Get ready to decorate with more shiplap in 2021.

Joanna and Chip Gaines, the pair of home improvement pros who hosted “Fixer Upper” for five seasons on HGTV until 2018, are reviving the popular series — this time for their new venture, the forthcoming Magnolia Network, which will replace existing cabler DIY Network early next year. Magnolia is a joint venture between the Gaines and Discovery, Inc.

The couple came to the decision just a few weeks ago after realizing how much they missed the show, Magnolia Network president Allison Page tells Variety. Expect between six and 10 episodes of the new season of “Fixer Upper,” which will continue to be based in Waco, Texas. The Gaines’ production company Blind Nil is producing the reboot; the show will be available on the new network upon launch.

“The day we wrapped our final episode of ‘Fixer Upper,’ we really believed it was a chapter closed,” said the Gaines in a release. “We knew we needed a break and a moment to catch our breath. But we also knew we weren’t done dreaming about ways to make old things new again. These past few years, we’ve continued tackling renovations and projects, doing the work we’re passionate about, but I don’t think either of us anticipated how the show would become such a permanent fixture in our hearts. We’ve missed sharing the stories of these families and their homes with you, and we’re excited to do that again very soon!”

Amid the ongoing coronavirus pandemic, it is unclear when exactly the show will go back into production. But Discovery has a “comprehensive plan” and a “pretty rigorous process” for creating a safe work environment, said Page, adding that “Fixer Upper” doesn’t require a large crew or travel, given that it takes place in the Gaines’ hometown.

Magnolia Network also announced two new original series joining its slate: an untitled interior-design show hosted by Brian Patrick Flynn, and “Self Employed” with entrepreneur Jonathan Morris. The latter series will see Morris traveling across the U.S. to meet small-business owners and “share stories of unwavering resilience, insatiable ambition and the winding roads they’ve traveled to successfully build their dream jobs.”

Even in a period of Peak TV, there is evidence that Chip and Jo will be able to draw their fans over to their rebranded cable network. A four-hour preview of Magnolia Network, which aired on DIY, brought in over 2.5 million viewers and a 0.38 rating among viewers aged 25-34 — DIY’s highest-rated day ever. The Gaines could serve to boost DIY’s existing audience, which in 2017 had 58 million total cable subscribers vs. HGTV’s 91 million. “Fixer Upper,” while on HGTV, attracted an average of 19.6 million viewers a week to its fifth season.

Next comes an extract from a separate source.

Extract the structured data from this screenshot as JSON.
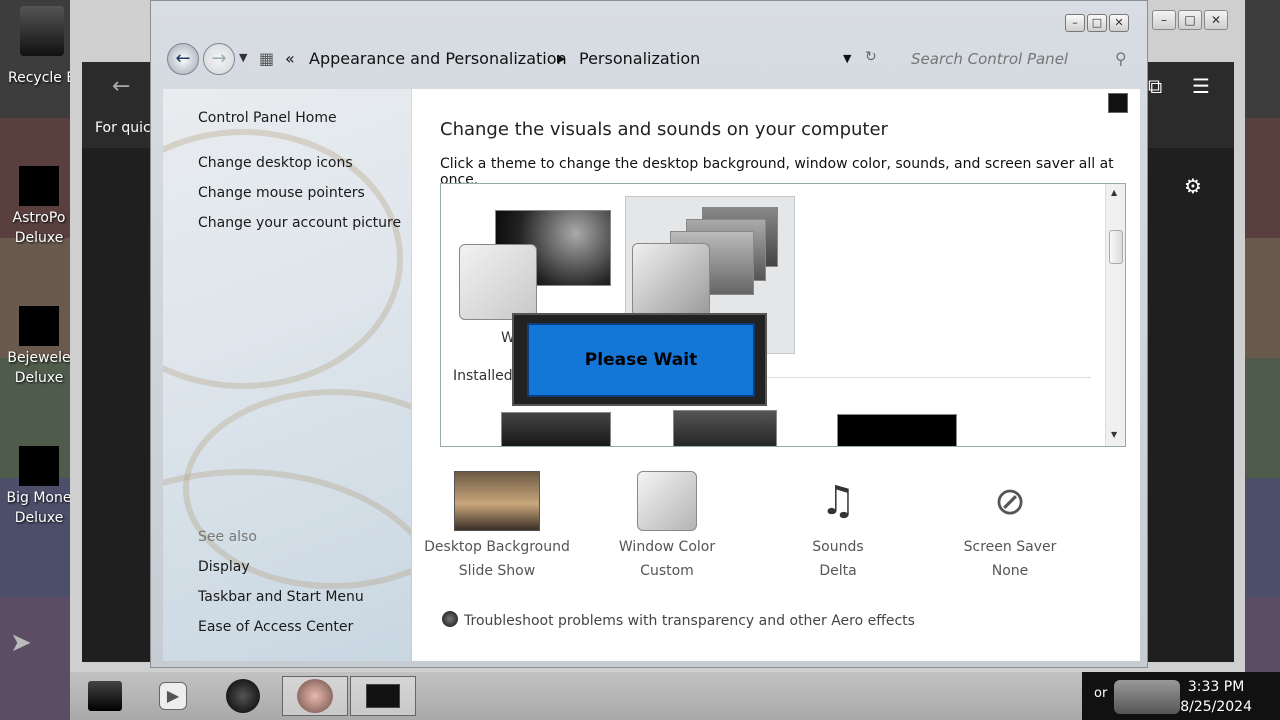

Magnolia Network’s previously announced slate includes the series “Growing Floret,” “Home on the Road with JOHNNYSWIM,” “deVOL Kitchens” (formerly “Bespoke Kitchens”), “Family Dinner,” “Restoration Road with Clint Harp,” “The Fieldhouse,” “Super
Dad,” “Home Work,” “The Lost Kitchen” and “Inn the Works.”

Among the 14 original series that are in production, some are in edits and close to being completed, said Page. (There are another 22 originals in development.) With some programs, such as “deVOL Kitchens,” some re-casting has to be done, given changes in renovation plans. Other series, such as “The Lost Kitchen,” includes filming of COVID-19-era innovations like drive-through farmers’ markets and dining pods.

The pandemic will be woven into the narrative of a number of these shows, given their documentary-style storytelling, said Page. But even when Magnolia Network launches in early 2021, when the current public health crisis has hopefully subsided, she expects those themes — of shifting life plans, finding hope, and rebuilding — to strike a chord with viewers.

“Those are universal and timeless themes that I think will always resonate,” she said.